Elle l’embrassa et haussa un sourcil. 
– Mais oui, ce n’est vraiment rien. 
– Je vais finir mes bagages… 
Il la gratifia d’une petite tape sur le derrière et quitta la pièce. Restée seule dans le salon, Taylor se surprit à sourire d’un air béat, se trouvant en même temps ridicule et terriblement fleur bleue. 
Mais le principe de réalité la rattrapait : leur nid d’amour se délitait de toutes parts. C’était la quatrième fois qu’elle devait appeler des réparateurs depuis qu’ils avaient emménagé, deux mois auparavant. Une pale du ventilateur de la chaudière s’était cassée un jour ; une autre fois, un écureuil s’était niché dans le vide des combles et avait grignoté des câbles électriques ; ensuite, le thermostat du congélateur s’était avéré défectueux. Et maintenant, cette fuite dans la salle de bains principale ! 

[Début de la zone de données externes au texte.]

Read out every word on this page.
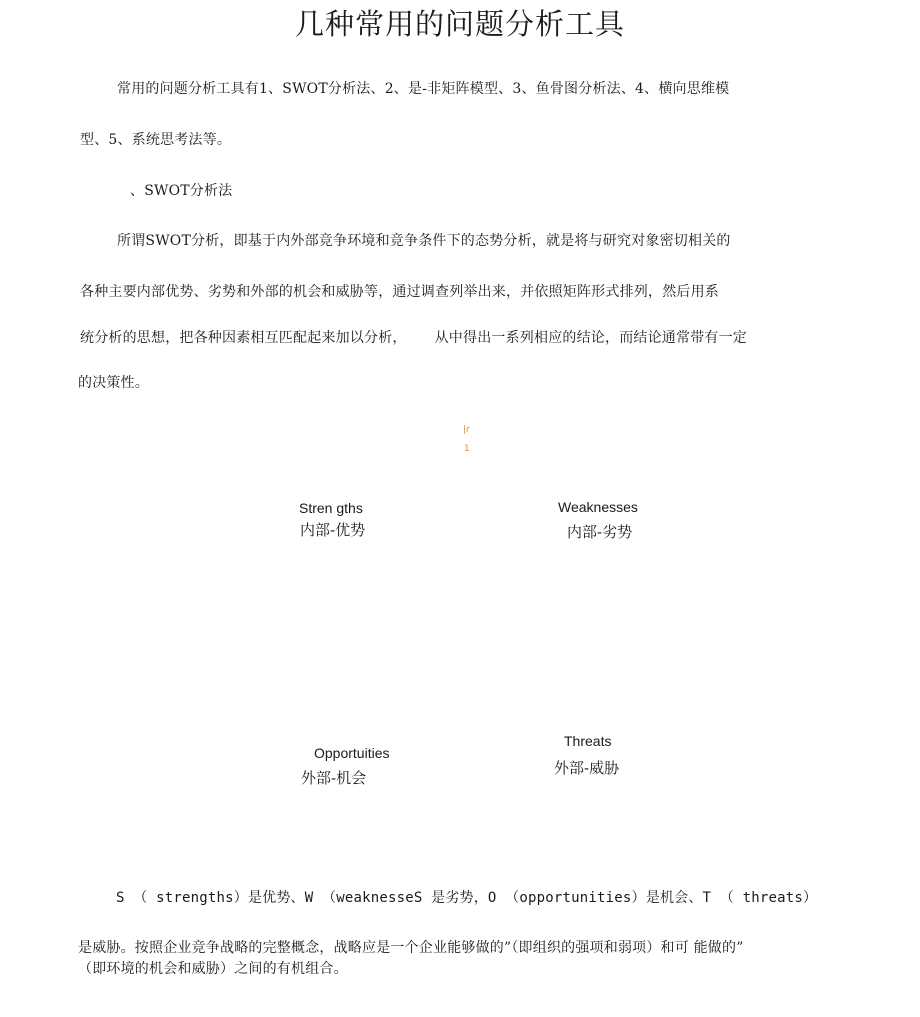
几种常用的问题分析工具
常用的问题分析工具有1、SWOT分析法、2、是-非矩阵模型、3、鱼骨图分析法、4、横向思维模
型、5、系统思考法等。
、SWOT分析法
所谓SWOT分析，即基于内外部竞争环境和竞争条件下的态势分析，就是将与研究对象密切相关的
各种主要内部优势、劣势和外部的机会和威胁等，通过调查列举出来，并依照矩阵形式排列，然后用系
统分析的思想，把各种因素相互匹配起来加以分析， 从中得出一系列相应的结论，而结论通常带有一定
的决策性。
|r
1
Stren gths
内部-优势
Weaknesses
内部-劣势
Opportuities
外部-机会
Threats
外部-威胁
S （ strengths）是优势、W （weaknesseS 是劣势，O （opportunities）是机会、T （ threats）
是威胁。按照企业竞争战略的完整概念，战略应是一个企业能够做的”（即组织的强项和弱项）和可 能做的”
（即环境的机会和威胁）之间的有机组合。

Elle appela donc l’assureur qui lui indiqua le nom et le numéro du plombier. Elle tomba sur le répondeur de ce dernier et laissa un message. Puis elle remonta à l’étage. 
Le téléphone se mit à sonner alors qu’elle atteignait le palier. Quoi encore ? Elle rebroussa chemin, gagna la cuisine et reconnut le numéro de son correspondant sur l’écran. 

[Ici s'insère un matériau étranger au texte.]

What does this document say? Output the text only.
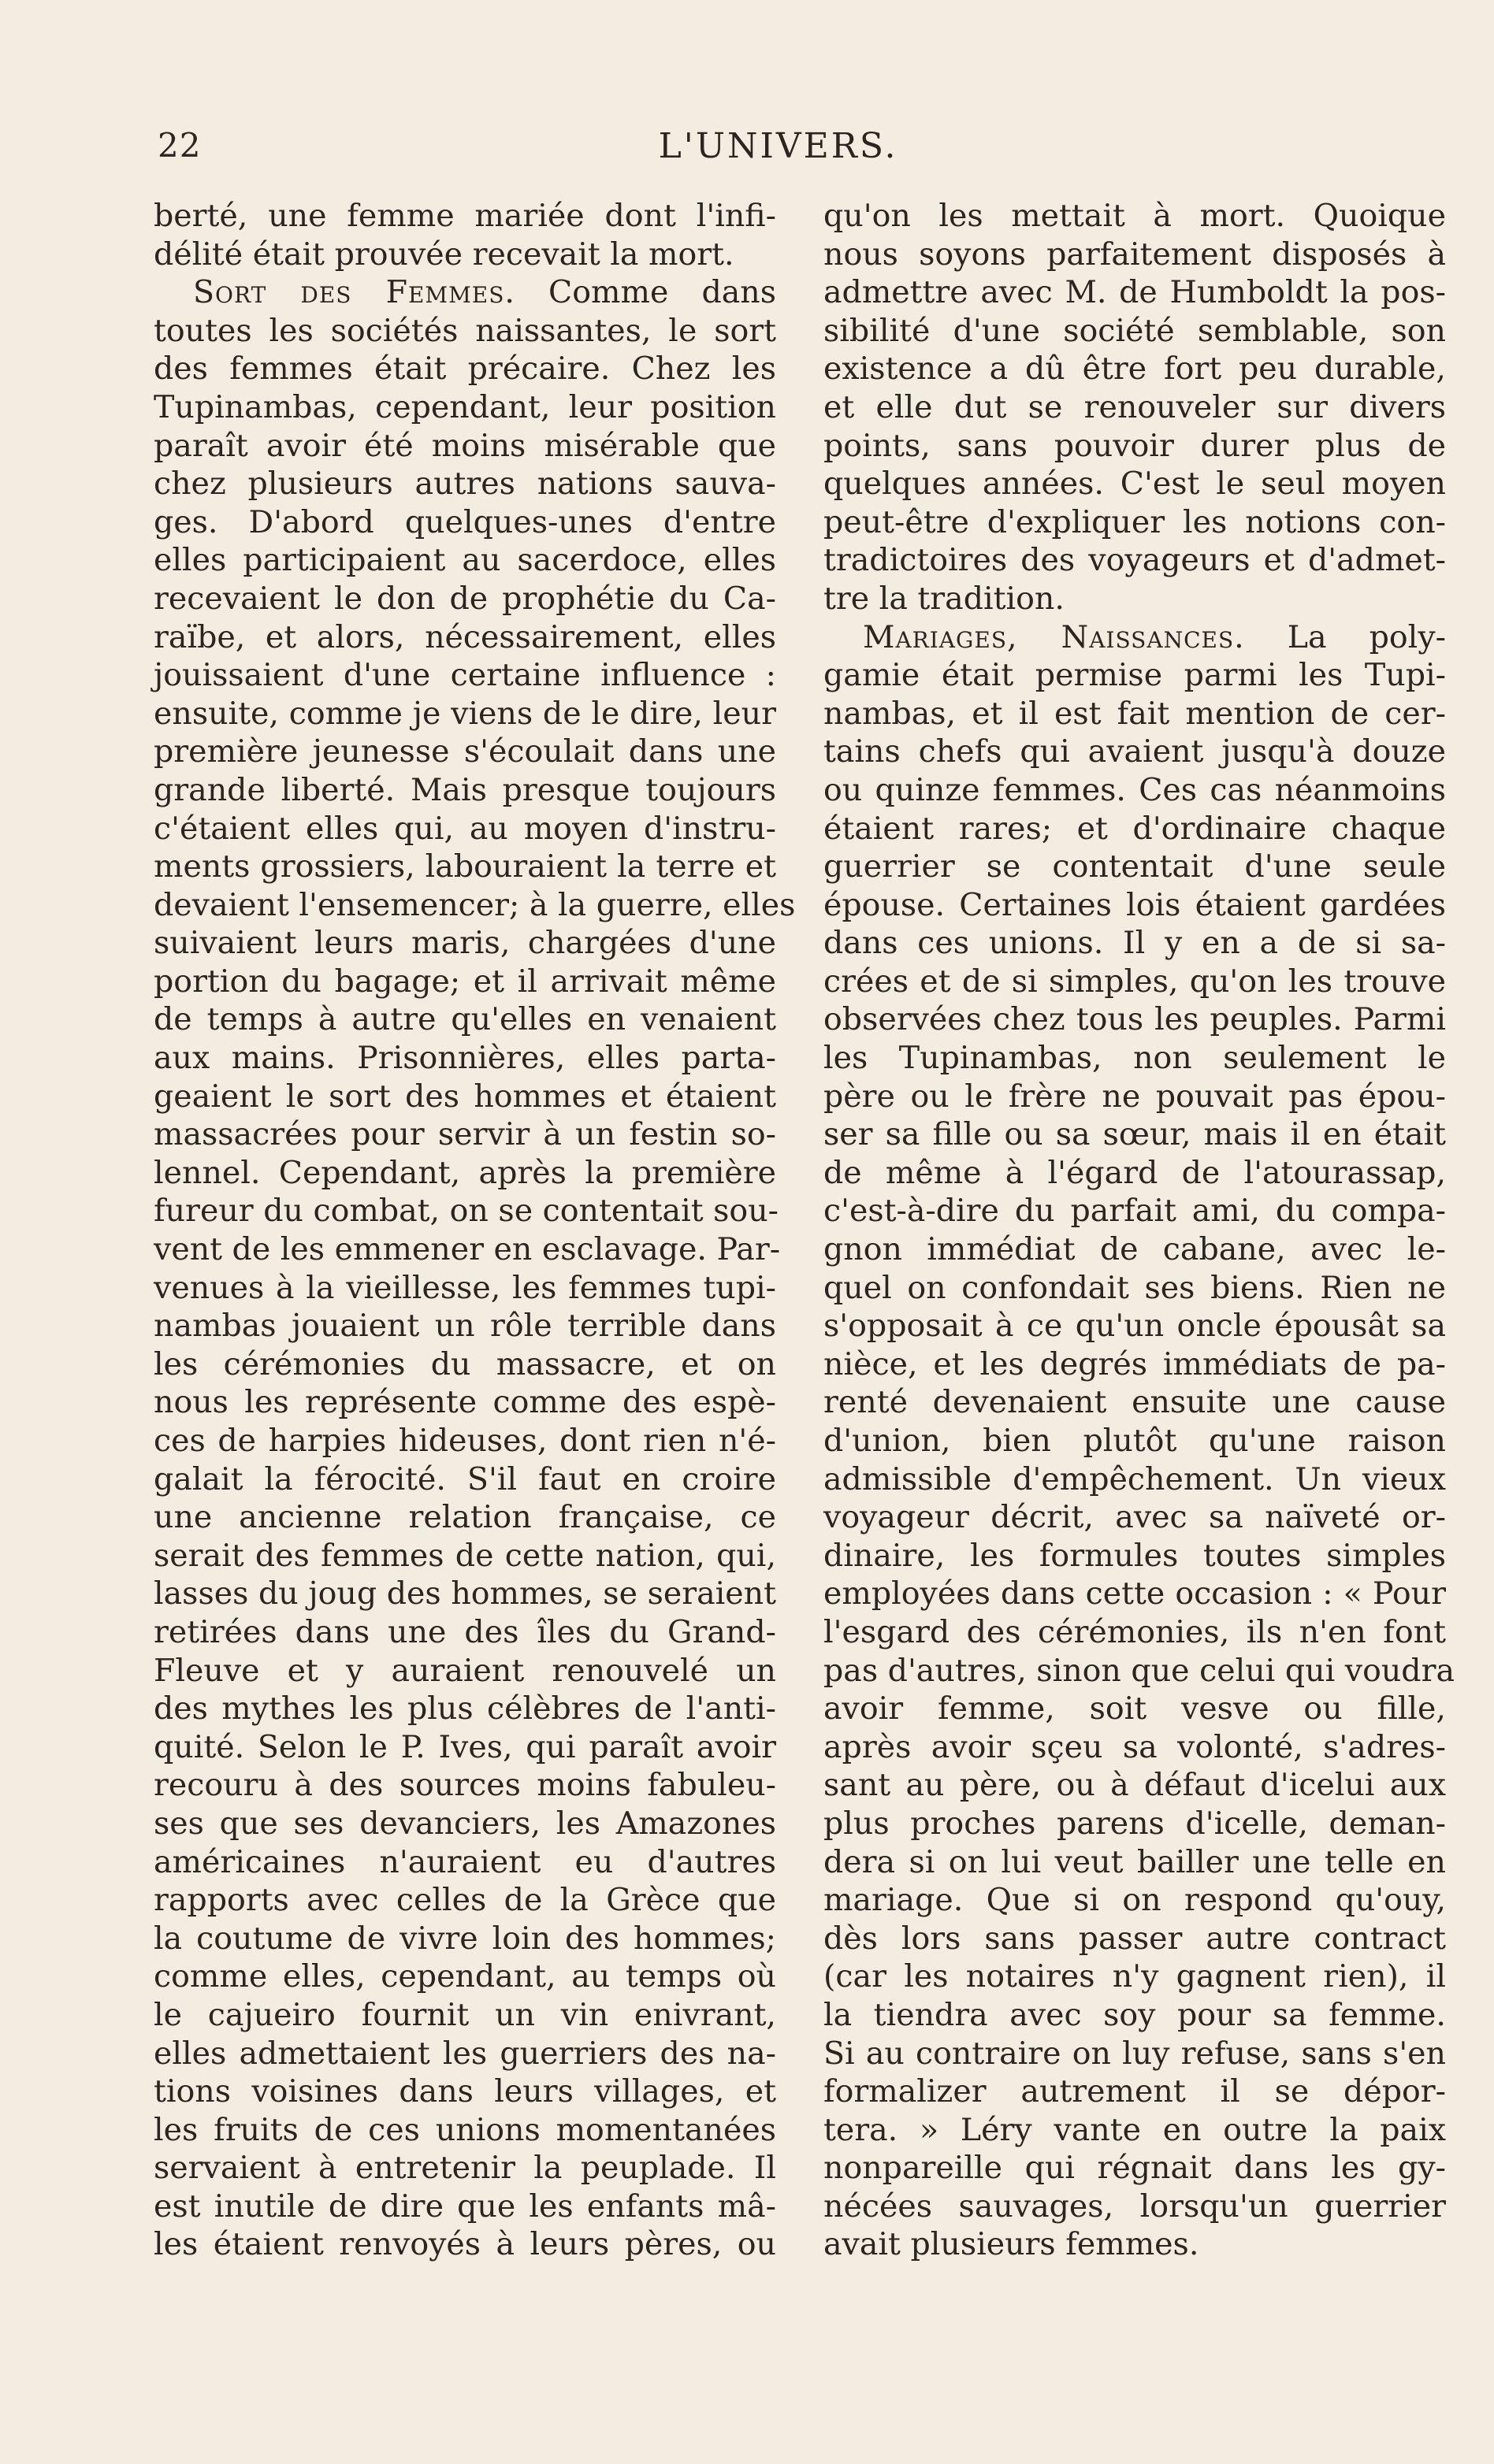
22	L'UNIVERS.
berté, une femme mariée dont l'infi-
délité était prouvée recevait la mort.
Sort des Femmes. Comme dans
toutes les sociétés naissantes, le sort
des femmes était précaire. Chez les
Tupinambas, cependant, leur position
paraît avoir été moins misérable que
chez plusieurs autres nations sauva-
ges. D'abord quelques-unes d'entre
elles participaient au sacerdoce, elles
recevaient le don de prophétie du Ca-
raïbe, et alors, nécessairement, elles
jouissaient d'une certaine influence :
ensuite, comme je viens de le dire, leur
première jeunesse s'écoulait dans une
grande liberté. Mais presque toujours
c'étaient elles qui, au moyen d'instru-
ments grossiers, labouraient la terre et
devaient l'ensemencer; à la guerre, elles
suivaient leurs maris, chargées d'une
portion du bagage; et il arrivait même
de temps à autre qu'elles en venaient
aux mains. Prisonnières, elles parta-
geaient le sort des hommes et étaient
massacrées pour servir à un festin so-
lennel. Cependant, après la première
fureur du combat, on se contentait sou-
vent de les emmener en esclavage. Par-
venues à la vieillesse, les femmes tupi-
nambas jouaient un rôle terrible dans
les cérémonies du massacre, et on
nous les représente comme des espè-
ces de harpies hideuses, dont rien n'é-
galait la férocité. S'il faut en croire
une ancienne relation française, ce
serait des femmes de cette nation, qui,
lasses du joug des hommes, se seraient
retirées dans une des îles du Grand-
Fleuve et y auraient renouvelé un
des mythes les plus célèbres de l'anti-
quité. Selon le P. Ives, qui paraît avoir
recouru à des sources moins fabuleu-
ses que ses devanciers, les Amazones
américaines n'auraient eu d'autres
rapports avec celles de la Grèce que
la coutume de vivre loin des hommes;
comme elles, cependant, au temps où
le cajueiro fournit un vin enivrant,
elles admettaient les guerriers des na-
tions voisines dans leurs villages, et
les fruits de ces unions momentanées
servaient à entretenir la peuplade. Il
est inutile de dire que les enfants mâ-
les étaient renvoyés à leurs pères, ou
qu'on les mettait à mort. Quoique
nous soyons parfaitement disposés à
admettre avec M. de Humboldt la pos-
sibilité d'une société semblable, son
existence a dû être fort peu durable,
et elle dut se renouveler sur divers
points, sans pouvoir durer plus de
quelques années. C'est le seul moyen
peut-être d'expliquer les notions con-
tradictoires des voyageurs et d'admet-
tre la tradition.
Mariages, Naissances. La poly-
gamie était permise parmi les Tupi-
nambas, et il est fait mention de cer-
tains chefs qui avaient jusqu'à douze
ou quinze femmes. Ces cas néanmoins
étaient rares; et d'ordinaire chaque
guerrier se contentait d'une seule
épouse. Certaines lois étaient gardées
dans ces unions. Il y en a de si sa-
crées et de si simples, qu'on les trouve
observées chez tous les peuples. Parmi
les Tupinambas, non seulement le
père ou le frère ne pouvait pas épou-
ser sa fille ou sa sœur, mais il en était
de même à l'égard de l'atourassap,
c'est-à-dire du parfait ami, du compa-
gnon immédiat de cabane, avec le-
quel on confondait ses biens. Rien ne
s'opposait à ce qu'un oncle épousât sa
nièce, et les degrés immédiats de pa-
renté devenaient ensuite une cause
d'union, bien plutôt qu'une raison
admissible d'empêchement. Un vieux
voyageur décrit, avec sa naïveté or-
dinaire, les formules toutes simples
employées dans cette occasion : « Pour
l'esgard des cérémonies, ils n'en font
pas d'autres, sinon que celui qui voudra
avoir femme, soit vesve ou fille,
après avoir sçeu sa volonté, s'adres-
sant au père, ou à défaut d'icelui aux
plus proches parens d'icelle, deman-
dera si on lui veut bailler une telle en
mariage. Que si on respond qu'ouy,
dès lors sans passer autre contract
(car les notaires n'y gagnent rien), il
la tiendra avec soy pour sa femme.
Si au contraire on luy refuse, sans s'en
formalizer autrement il se dépor-
tera. » Léry vante en outre la paix
nonpareille qui régnait dans les gy-
nécées sauvages, lorsqu'un guerrier
avait plusieurs femmes.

– Salut Fitz, dit–elle en décrochant. 
Le sergent Peter Fitzgerald était son second. 
– Je sais que c’est ton jour de congé, commença-t–il, mais il faut que tu rappliques en vitesse. On a un meurtre qui va faire du bruit. 
– Qui ça ? 
– Une brave petite mère de famille de Hillwood. J’entends déjà les gens parler d’une nouvelle Laci Peterson…1 
« Non merci, eut–elle envie de répondre. Pas aujourd’hui. Je ne suis pas d’humeur pour un meurtre. Joker… » Mais cela lui était impossible. Elle était lieutenant à la brigade des homicides et, si son équipe avait besoin d’elle, il fallait qu’elle réponde présente. 
– Donne-moi vingt minutes et j’arrive. 
Elle raccrocha et le téléphone se remit immédiatement à sonner. L’entreprise de plomberie, cette fois… On lui annonça que le technicien serait sur place une heure plus tard. Elle indiqua l’endroit où elle cacherait la clé, puis monta à l’étage. Baldwin était en train de boucler sa valise. 
– Tu es prêt ? 
– Fin prêt. 
– Bien. Je te dépose. Il faut que j’aille en ville. 
– Qui est mort ? 
Quel bonheur que de vivre avec un flic ! Il lisait en elle comme dans un livre. 

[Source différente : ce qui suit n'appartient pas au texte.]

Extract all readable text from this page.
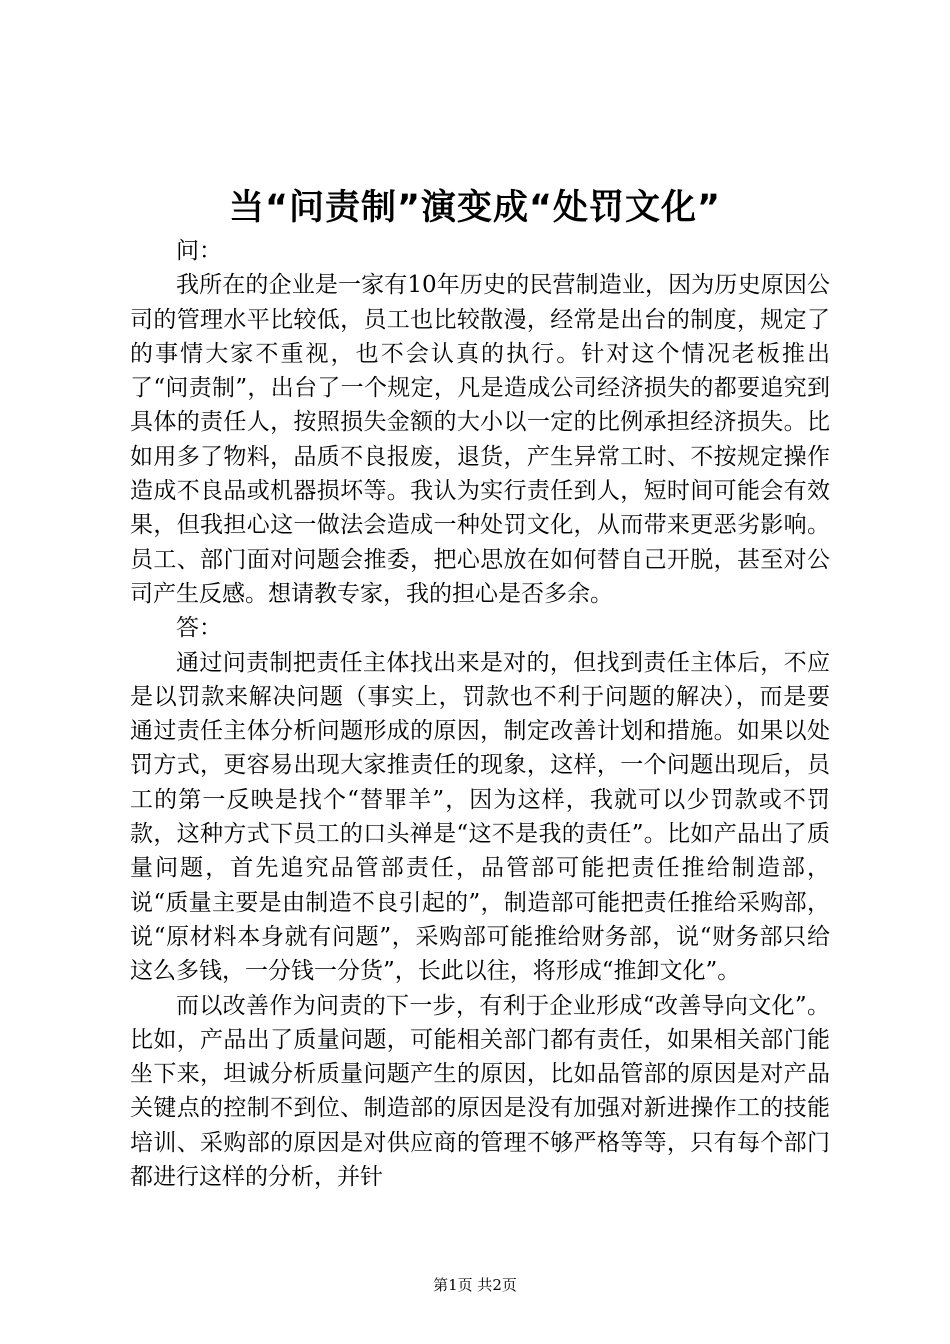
当“问责制”演变成“处罚文化”

问：

我所在的企业是一家有10年历史的民营制造业，因为历史原因公司的管理水平比较低，员工也比较散漫，经常是出台的制度，规定了的事情大家不重视，也不会认真的执行。针对这个情况老板推出了“问责制”，出台了一个规定，凡是造成公司经济损失的都要追究到具体的责任人，按照损失金额的大小以一定的比例承担经济损失。比如用多了物料，品质不良报废，退货，产生异常工时、不按规定操作造成不良品或机器损坏等。我认为实行责任到人，短时间可能会有效果，但我担心这一做法会造成一种处罚文化，从而带来更恶劣影响。员工、部门面对问题会推委，把心思放在如何替自己开脱，甚至对公司产生反感。想请教专家，我的担心是否多余。

答：

通过问责制把责任主体找出来是对的，但找到责任主体后，不应是以罚款来解决问题（事实上，罚款也不利于问题的解决），而是要通过责任主体分析问题形成的原因，制定改善计划和措施。如果以处罚方式，更容易出现大家推责任的现象，这样，一个问题出现后，员工的第一反映是找个“替罪羊”，因为这样，我就可以少罚款或不罚款，这种方式下员工的口头禅是“这不是我的责任”。比如产品出了质量问题，首先追究品管部责任，品管部可能把责任推给制造部，说“质量主要是由制造不良引起的”，制造部可能把责任推给采购部，说“原材料本身就有问题”，采购部可能推给财务部，说“财务部只给这么多钱，一分钱一分货”，长此以往，将形成“推卸文化”。

而以改善作为问责的下一步，有利于企业形成“改善导向文化”。比如，产品出了质量问题，可能相关部门都有责任，如果相关部门能坐下来，坦诚分析质量问题产生的原因，比如品管部的原因是对产品关键点的控制不到位、制造部的原因是没有加强对新进操作工的技能培训、采购部的原因是对供应商的管理不够严格等等，只有每个部门都进行这样的分析，并针

第1页 共2页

– Fitz a parlé d’une jeune mère de famille. 
Elle enfila un pull noir sur son T–shirt gris et se rendit dans la salle de bains. Elle se brossa les cheveux et en fit une queue-de-cheval, fronçant les yeux à la vue du W.-C. d’où la fuite semblait provenir. Puis elle ouvrit son placard et y prit une paire de santiags. Elle remonta les jambes de son jean pour glisser ses pieds dans ses Tony Lama sans s’asseoir et poussa d’un coup pour caler ses talons dans le cuir rigide. Elle était prête. 
Baldwin l’attendait dans l’entrée, la regardant arriver d’un air amusé. 
– Trente secondes pile ! Pas mal. Tu es éblouissante ! 
Taylor roula de grands yeux. 
– Allons-y, joli cœur. Plus tôt tu arriveras à Quantico, plus tôt tu seras revenu. 
1  Laci Peterson fut assassinée en décembre 2002 en Californie, alors qu’elle était enceinte de plus de sept mois. Au terme d’un procès hautement médiatisé, son mari, Scott, fut condamné à mort en 2006 tant pour le meurtre de sa femme que pour celui de l’enfant à naître, sans véritables preuves matérielles, mais en raison de son comportement désinvolte au moment de la disparition de son épouse, qu’il trompait. Les adversaires de l’avortement, soucieux de faire reconnaître le fœtus comme une personne juridique, profitèrent, en 2004, du bruit causé par ce fait divers pour faire voter une loi controversée sur les « victimes de violences avant la naissance » (NdT).